Clearly the second view of apperception is the one at work in the critique of rational psychology. The characterization of the subject of apperception as a “transcendental subject = x” is not intended to assign the act of thinking to some inaccessible noumnal entity. One the contrary, it is to underscore the uninformativeness of the only possible answer available to rational psychology to the question, what is the I which thinks. Rational psychology is intended to provide an non-empirical answer to the question, one that’s based solely upon a reflection on the activity of thinking. Such an answer, is shown by Kant, to be impossible. The reason for this is that such reflection yields only the bare thought of a subject that must be presupposed as a condition of thinking.
It’s instructive to compare Kant’s position here with Wittgenstein’s treatment of a similar issue in the Tractatus. As Wittgenstein puts it, “There is no such thing as the subject that thinks or entertain ideas, the subject does not belong to the world: rather, it is a limit of the world. The philosophical self is not the human being, human body or the human soul, but rather the metaphysical subject, the limit of the world - not a part of it”. It seems reasonable to regard his “philosophical self” as equivalent to Kant’s transcendental subject of apperception. It is a transcendental presupposition and not an object in the world. But if the metaphysical subject cannot be regarded as an object of the world, then it cannot be equated with the noumenal self, for the latter is the concept of an object in the world.

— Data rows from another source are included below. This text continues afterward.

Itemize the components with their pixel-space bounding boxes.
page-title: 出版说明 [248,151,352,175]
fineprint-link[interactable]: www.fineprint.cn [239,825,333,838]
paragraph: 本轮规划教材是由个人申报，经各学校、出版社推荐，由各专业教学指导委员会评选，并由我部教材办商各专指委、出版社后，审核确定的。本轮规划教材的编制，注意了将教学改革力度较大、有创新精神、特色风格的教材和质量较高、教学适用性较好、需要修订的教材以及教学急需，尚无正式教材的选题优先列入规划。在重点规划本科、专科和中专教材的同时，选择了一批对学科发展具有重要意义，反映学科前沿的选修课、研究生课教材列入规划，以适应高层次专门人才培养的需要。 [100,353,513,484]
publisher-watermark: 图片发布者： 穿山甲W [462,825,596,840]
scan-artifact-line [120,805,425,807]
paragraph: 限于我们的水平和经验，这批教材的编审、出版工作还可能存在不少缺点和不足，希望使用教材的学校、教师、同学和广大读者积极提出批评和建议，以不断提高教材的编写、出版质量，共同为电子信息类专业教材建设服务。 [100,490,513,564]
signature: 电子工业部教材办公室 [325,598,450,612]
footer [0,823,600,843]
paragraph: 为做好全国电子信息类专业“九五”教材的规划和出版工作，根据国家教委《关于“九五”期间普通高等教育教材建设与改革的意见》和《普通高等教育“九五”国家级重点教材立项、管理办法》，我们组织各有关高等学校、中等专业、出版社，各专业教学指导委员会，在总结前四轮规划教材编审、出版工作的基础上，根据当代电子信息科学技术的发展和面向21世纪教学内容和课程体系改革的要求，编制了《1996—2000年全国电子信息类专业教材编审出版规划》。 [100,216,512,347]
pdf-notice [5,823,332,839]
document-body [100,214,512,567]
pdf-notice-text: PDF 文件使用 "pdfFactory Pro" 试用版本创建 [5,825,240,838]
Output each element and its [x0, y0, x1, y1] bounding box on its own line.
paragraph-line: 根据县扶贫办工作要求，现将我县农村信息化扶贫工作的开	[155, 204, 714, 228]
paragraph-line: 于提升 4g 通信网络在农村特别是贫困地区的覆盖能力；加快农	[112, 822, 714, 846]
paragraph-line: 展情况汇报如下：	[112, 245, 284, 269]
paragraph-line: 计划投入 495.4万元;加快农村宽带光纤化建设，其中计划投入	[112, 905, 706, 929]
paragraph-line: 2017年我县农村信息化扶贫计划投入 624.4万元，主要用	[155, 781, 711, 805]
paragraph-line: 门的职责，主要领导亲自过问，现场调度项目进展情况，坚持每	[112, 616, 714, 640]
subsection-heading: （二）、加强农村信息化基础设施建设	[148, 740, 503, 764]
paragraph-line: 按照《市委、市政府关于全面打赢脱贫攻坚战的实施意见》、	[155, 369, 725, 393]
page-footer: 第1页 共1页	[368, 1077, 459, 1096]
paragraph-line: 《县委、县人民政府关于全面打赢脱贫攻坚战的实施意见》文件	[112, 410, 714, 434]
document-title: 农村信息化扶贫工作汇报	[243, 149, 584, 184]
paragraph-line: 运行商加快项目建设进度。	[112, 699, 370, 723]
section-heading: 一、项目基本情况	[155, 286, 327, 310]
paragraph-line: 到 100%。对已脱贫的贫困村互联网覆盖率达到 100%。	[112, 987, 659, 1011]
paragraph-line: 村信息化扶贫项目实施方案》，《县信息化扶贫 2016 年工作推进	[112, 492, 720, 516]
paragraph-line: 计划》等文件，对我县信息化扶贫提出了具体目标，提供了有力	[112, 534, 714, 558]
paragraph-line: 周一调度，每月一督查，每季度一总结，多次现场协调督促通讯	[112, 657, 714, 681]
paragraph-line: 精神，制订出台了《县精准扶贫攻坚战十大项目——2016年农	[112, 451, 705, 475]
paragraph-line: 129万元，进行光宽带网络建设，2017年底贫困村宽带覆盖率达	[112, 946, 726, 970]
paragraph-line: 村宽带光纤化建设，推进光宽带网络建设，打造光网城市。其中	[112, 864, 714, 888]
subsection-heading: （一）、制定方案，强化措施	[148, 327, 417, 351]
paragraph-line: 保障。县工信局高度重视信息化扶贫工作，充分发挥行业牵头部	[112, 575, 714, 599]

The view is made clear in three passages: [A346/B404], [A402] and [B422].
The common theme running through all of these passages is the impossibility of even thinking (much less knowing) the I of apperception as an object through the categories. This needs to be distinguished from the noumenal ignorance thesis, which is based on a presumed lack of the proper intellectual equipment, namely, intellectual intuition. Kant’s claim is that we are lacking a concept, even a problematic one, of the subject of apperception.
The situation can be nicely illustrated by means of the very analogy to which Wittgenstein appealed to make essentially the same point: that of the eye and its visible field. We can say that just the eye cannot see itself because it is not part of its own visible world, so the subject of apperception cannot think itself as object because it is not itself part of its “conceptual field”. Finally since the subject of apperception cannot think itself as an object at all, it cannot think itself as a noumenal object.
This alternative view would clearly seem to be superior to the official view. However it does raise serious problems for the accommodation of the inner sense - apperception to the phenomenal - noumenal distinction. Morover, these problems extend in both directions. Just as the object of inner sense (on the alternative view) turns out to be something phenomenal, which cannot be identified with an appearance of the soul, so the subject of apperception turns out to be something “intelligible”, which cannot be identified with the noumenal self. We’ll return to the problem of the applicability of the transcendental distinction to self in chapter 15 in connection with the analysis of the acting subject and its practical freedom.